Renski says he has no problem with VMware employees contributing code to Quantum, as Dan Wendlandt does. The problem lies in VMware's "gold" status as a sponsor of the organization and its potential board membership. In an email to me, Renski elaborated:
"Through the very nature of business that VMware is engaged in they are simply unable to 'promote OpenStack software' as that would imply cannibalizing their existing business. For instance, they would never unlock ESX hypervisor to allow for some of the same features that are present in KVM (such as live migration) without forcing people to pay for vSphere. Without live migration capabilities, ESX is not relevant for an OpenStack environment. VMware can't promote OpenStack and compete with it at the same time. If you can't promote it, you can't help the foundation on its mission and you can't be a gold sponsor," Renski wrote.
However, some fear that denying VMware gold sponsor status would prompt VMware to pull Nicira expertise from the Quantum project. Renski thinks that risk isn't great, citing Mirantis' investment in three full-time developers, along with investments by HP, IBM, Red Hat and others.
"This is the beauty of open source," he said in his email. "Nobody, including VMware, can derail OpenStack development velocity."
Jonathan Bryce, executive director, noted that the earliest VMware could take a seat on the board is 2014, so there's plenty of time to watch and see if VMware unfairly pushes its own agenda. "Bad behavior tends to get called out pretty quickly in open source projects," he said.
Bryce also emphasized that not only does VMware have virtual networking expertise but there is also value in getting ESX Server to work with OpenStack, through VMware contributions.
Frank Rego, business development manager at Novell's SUSE Linux unit, offered an additional perspective at Cloud Expo in Santa Clara, Calif., Tuesday. He drew an analogy to Microsoft's opposition to Linux, which suddenly turned around and became Microsoft cooperation with SUSE and its current support for running SUSE Linux virtual machines in the Azure cloud.
A dominant vendor, like Microsoft, "wakes up one morning and realizes the whole world isn't going to be Windows. Then it starts cooperating" with the thing it previously opposed. VMware has had such an awakening, he suggested.

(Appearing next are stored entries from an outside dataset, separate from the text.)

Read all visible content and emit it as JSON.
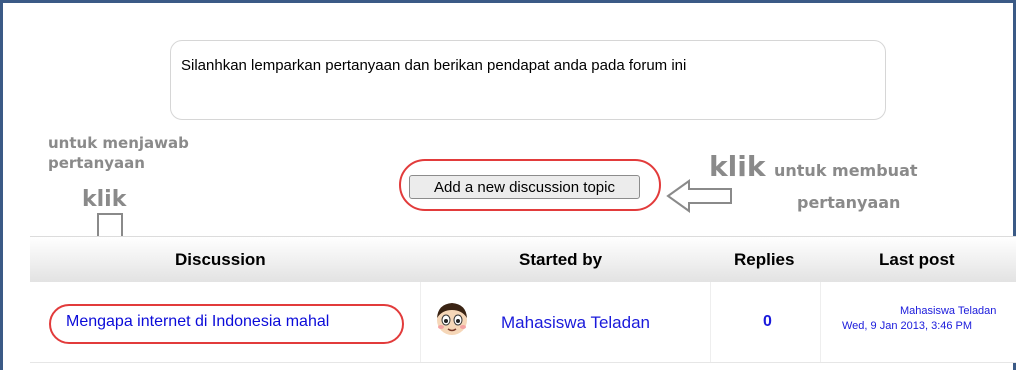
{
  "intro": {
    "text": "Silanhkan lemparkan pertanyaan dan berikan pendapat anda pada forum ini"
  },
  "annotations": {
    "left_line1": "untuk menjawab",
    "left_line2": "pertanyaan",
    "left_klik": "klik",
    "right_klik": "klik",
    "right_line1": "untuk membuat",
    "right_line2": "pertanyaan"
  },
  "toolbar": {
    "add_topic_label": "Add a new discussion topic"
  },
  "table": {
    "headers": {
      "discussion": "Discussion",
      "started_by": "Started by",
      "replies": "Replies",
      "last_post": "Last post"
    },
    "rows": [
      {
        "topic": "Mengapa internet di Indonesia mahal",
        "author": "Mahasiswa Teladan",
        "replies": "0",
        "last_post_author": "Mahasiswa Teladan",
        "last_post_date": "Wed, 9 Jan 2013, 3:46 PM"
      }
    ]
  },
  "colors": {
    "frame_border": "#3b5a86",
    "highlight_red": "#e23b3b",
    "link_blue": "#1a1adb",
    "annotation_gray": "#8a8a8a"
  },
  "icons": {
    "avatar": "smiling-cartoon-face-avatar",
    "arrow_down": "hollow-down-arrow-icon",
    "arrow_left": "hollow-left-arrow-icon"
  }
}
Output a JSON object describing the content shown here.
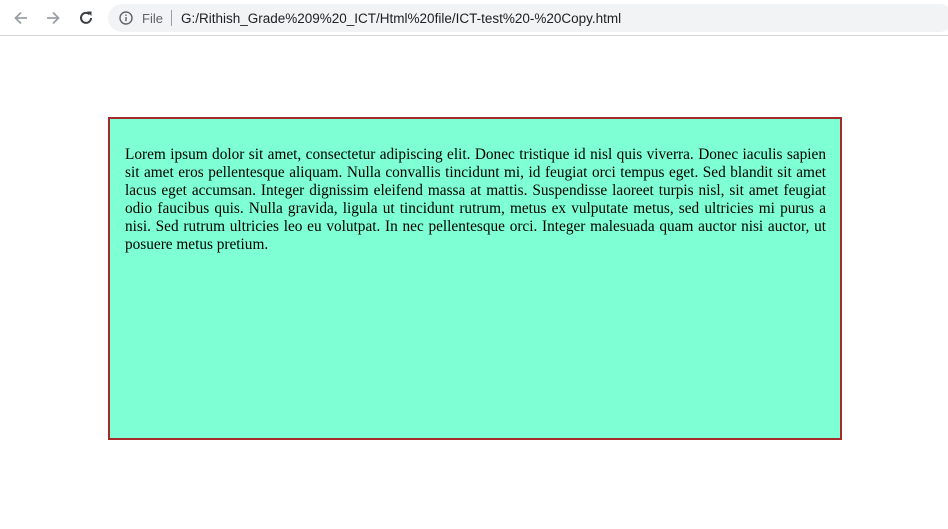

I agree. I think it's also true that VMware, while a strong proprietary company, has never expressed vehement opposition to open source code in the manner that Microsoft once did. It has found ways to cooperate with it in the past. Its Cloud Foundry is all open source.
But the main point, I think, is that virtual networking is the key to the expansion of virtualization in general, and VMware's vision for a software-defined data center in particular. VMware has as much interest as anyone in removing obstacles from the virtual net's path, and that's why it joined OpenStack.